Up to 600 broadband installation workers subcontracted by Chorus are being urged to sign a new contract that will lower their pay by up to 30 percent, according to E Tu Union.
One subcontractor, who spoke to RNZ Business on condition of anonymity, said signing it would send him out of business.
"[My business] won't be viable on the new contract. They are cutting costs, so they are cutting what we finally get [paid]. How are you expected to make a profit?"
He said the lower coded rates outlined in the 858-page contract he was sent by email late last week would leave him $20,000 out of pocket a year.
Chorus spokesman Nathan Beaumont said its pay rates had not reduced by 30 percent, however, there had been some changes to rates to reflect the reduction of work available on its copper network.

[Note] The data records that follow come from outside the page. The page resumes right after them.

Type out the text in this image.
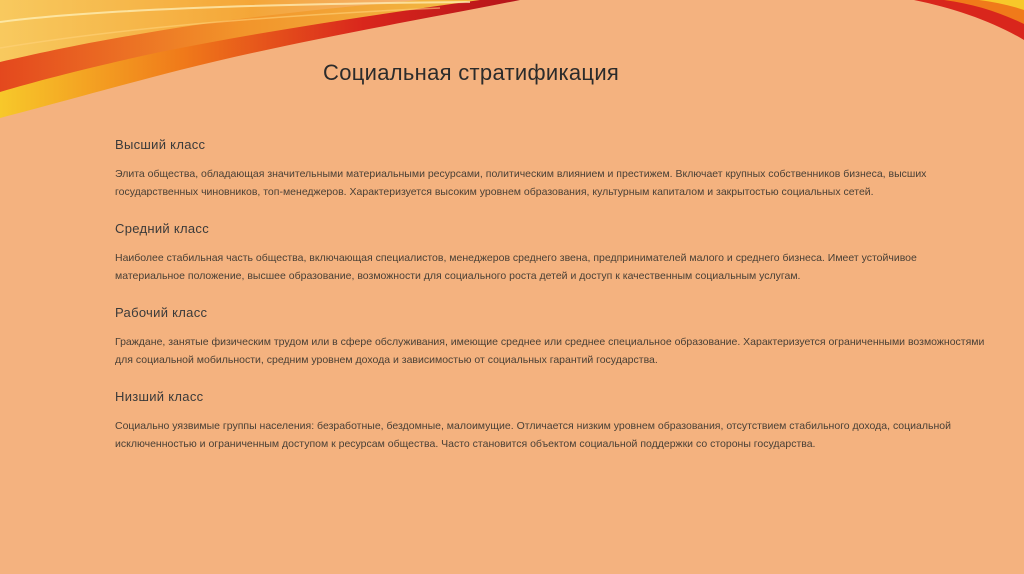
Социальная стратификация

Высший класс

Элита общества, обладающая значительными материальными ресурсами, политическим влиянием и престижем. Включает крупных собственников бизнеса, высших государственных чиновников, топ-менеджеров. Характеризуется высоким уровнем образования, культурным капиталом и закрытостью социальных сетей.

Средний класс

Наиболее стабильная часть общества, включающая специалистов, менеджеров среднего звена, предпринимателей малого и среднего бизнеса. Имеет устойчивое материальное положение, высшее образование, возможности для социального роста детей и доступ к качественным социальным услугам.

Рабочий класс

Граждане, занятые физическим трудом или в сфере обслуживания, имеющие среднее или среднее специальное образование. Характеризуется ограниченными возможностями для социальной мобильности, средним уровнем дохода и зависимостью от социальных гарантий государства.

Низший класс

Социально уязвимые группы населения: безработные, бездомные, малоимущие. Отличается низким уровнем образования, отсутствием стабильного дохода, социальной исключенностью и ограниченным доступом к ресурсам общества. Часто становится объектом социальной поддержки со стороны государства.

The contract sent by Chorus' contracted firm Visionstream, obtained by RNZ Business, said the new pay rates would apply immediately, despite the contract not coming into force until the end of this month.
It said it would put subcontractors out of work if they did not sign it and they could not speak to media about the contract without gaining Chorus' written approval.
Visionstream renewed its contract with Chorus earlier this year, allowing it to keep hiring third parties, called service companies, to install and maintain broadband lines in Auckland homes.
That was despite Visionstream previously being found to have not supervised service companies who were exploiting workers.
Chorus commissioned an independent review into the issue, and at its release in April, said it would review subcontractor pay.
The subcontractor said the new contract was not what Chorus had promised.
"If these are the recommendations after their investigations, then it is no better. It is worse. Everything they [Chorus] have promised is not being followed through."
He called for Chorus to cut Visionstream out and contract the workers directly.